For insulin-dependent diabetes mellitus, it has been demonstrated that intensive therapy is far superior to conventional (twice daily) therapy. What's the big potential risk, though?
For type 2 diabetes, sulfonylurea drugs (glybenclamide) and glinides (rapaglinide, neteglinide) both block the KATP channel. The difference is in this property
Between glybenclamide and rapaglinide (sulfonylurea vs. glinide), which binds to the KATP channel for a longer period of time?
An advantage of glinides over sulfonylurea drugs is a decreased tendency to cause two major side effects. Name one.
This GLP-1 receptor agonist potentiates glucose-dependent secretion of insulin (but does nothing if there is not high glucose).
The action of GLP-1 and GIP can be extended by an inhibitor of this enzyme.
Name the drug for which you just identified the target.
Name a drug that is an analogue of amylin - it slows gastric emptying, promotes satiety, and inhibits glucagon secretion. (If it sounds unfamiliar, it wasn't really covered in class but appears on the drug list.)
Name everybody's favorite Type 2 DM drug, derived from the French lilac, that, among other things, increases GLUT4 transporters in peripheral tissues
Of the 'flaming wreck' thiazolidinedione drugs, which activate PPAR-gamma to increase glucose utilization (as fat storage), name the one still in use.
BONUS (probably not testable): Rimonabant almost made it to the market because it really effectively decreased appetite.
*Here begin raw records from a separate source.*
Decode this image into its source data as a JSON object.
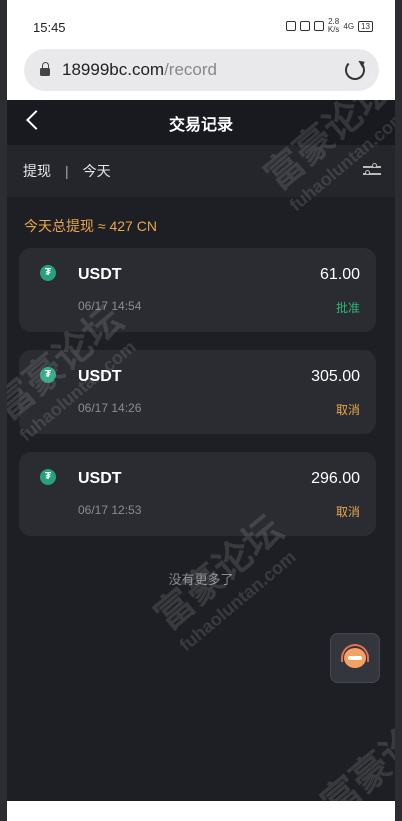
{
  "status_bar": {
    "time": "15:45",
    "net_speed": "2.8\nK/s",
    "signal": "4G",
    "battery": "13"
  },
  "browser": {
    "url_host": "18999bc.com",
    "url_path": "/record"
  },
  "header": {
    "title": "交易记录"
  },
  "filters": {
    "type": "提现",
    "separator": "|",
    "period": "今天"
  },
  "summary": "今天总提现 ≈ 427 CN",
  "records": [
    {
      "coin": "USDT",
      "time": "06/17 14:54",
      "amount": "61.00",
      "status": "批准",
      "status_color": "#2bb673"
    },
    {
      "coin": "USDT",
      "time": "06/17 14:26",
      "amount": "305.00",
      "status": "取消",
      "status_color": "#e8a64a"
    },
    {
      "coin": "USDT",
      "time": "06/17 12:53",
      "amount": "296.00",
      "status": "取消",
      "status_color": "#e8a64a"
    }
  ],
  "no_more": "没有更多了",
  "watermark": {
    "text": "富豪论坛",
    "sub": "fuhaoluntan.com"
  },
  "colors": {
    "accent_orange": "#e8a64a",
    "approve_green": "#2bb673",
    "tether_green": "#26a17b"
  },
  "icons": {
    "back": "chevron-left-icon",
    "filter": "sliders-icon",
    "coin": "tether-icon",
    "support": "customer-service-icon"
  }
}
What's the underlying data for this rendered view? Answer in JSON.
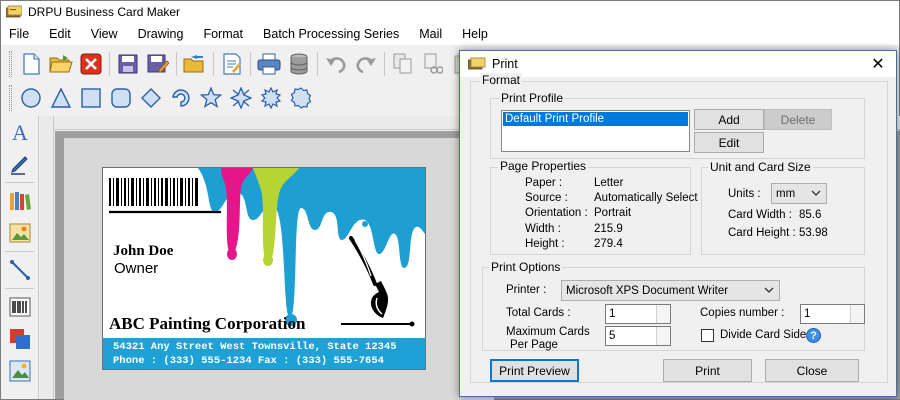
{
  "app": {
    "title": "DRPU Business Card Maker"
  },
  "menu": [
    "File",
    "Edit",
    "View",
    "Drawing",
    "Format",
    "Batch Processing Series",
    "Mail",
    "Help"
  ],
  "card": {
    "name": "John Doe",
    "role": "Owner",
    "company": "ABC Painting Corporation",
    "address": "54321 Any Street West Townsville, State 12345",
    "contact": "Phone : (333) 555-1234 Fax : (333) 555-7654"
  },
  "dialog": {
    "title": "Print",
    "format_label": "Format",
    "print_profile": {
      "label": "Print Profile",
      "items": [
        "Default Print Profile"
      ],
      "add": "Add",
      "delete": "Delete",
      "edit": "Edit"
    },
    "page_properties": {
      "label": "Page Properties",
      "rows": [
        {
          "key": "Paper :",
          "value": "Letter"
        },
        {
          "key": "Source :",
          "value": "Automatically Select"
        },
        {
          "key": "Orientation :",
          "value": "Portrait"
        },
        {
          "key": "Width :",
          "value": "215.9"
        },
        {
          "key": "Height :",
          "value": "279.4"
        }
      ]
    },
    "unit_card": {
      "label": "Unit and Card Size",
      "units_label": "Units :",
      "units_value": "mm",
      "width_label": "Card Width :",
      "width_value": "85.6",
      "height_label": "Card Height :",
      "height_value": "53.98"
    },
    "print_options": {
      "label": "Print Options",
      "printer_label": "Printer :",
      "printer_value": "Microsoft XPS Document Writer",
      "total_cards_label": "Total Cards :",
      "total_cards_value": "1",
      "copies_label": "Copies number :",
      "copies_value": "1",
      "max_cards_label_1": "Maximum Cards",
      "max_cards_label_2": "Per Page",
      "max_cards_value": "5",
      "divide_label": "Divide Card Side",
      "help": "?"
    },
    "buttons": {
      "preview": "Print Preview",
      "print": "Print",
      "close": "Close"
    }
  },
  "colors": {
    "accent": "#0078d7",
    "card_band": "#1da1d6",
    "paint_blue": "#1e9fd4",
    "paint_magenta": "#e6158a",
    "paint_green": "#b7d433"
  }
}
What side effect kept it from being approved?
When testing the HPA axis, this glucocorticoid receptor agonist should lower ACTH and cortisol if the negative feedback mechanism is working
If the feedback mechanism is ACTIVE (that is, the above-named drug suppresses production of ACTH/cortisol), do we suspect Cushing's DISEASE or Cushing's SYNDROME?
Cushing's syndrome can be the result of paraneoplastic syndrome. What thoracic malignancy is classically associated with this (be specific)?
Addison's disease, or adrenal insufficiency, is treated with exogenous glucocorticoids and mineralocorticoid receptor agonists. Name an MC receptor agonist.
What is the most-used anti-inflammatory glucocorticoid receptor agonist?
Mineralcorticoid receptor antagonists are also a type of potassium-sparing diuretics. Name one.
We've talked about MC-R antagonists (you just named them above) for CHF and HTN. What liver condition can they also be prescribed for (treat resulting edema)?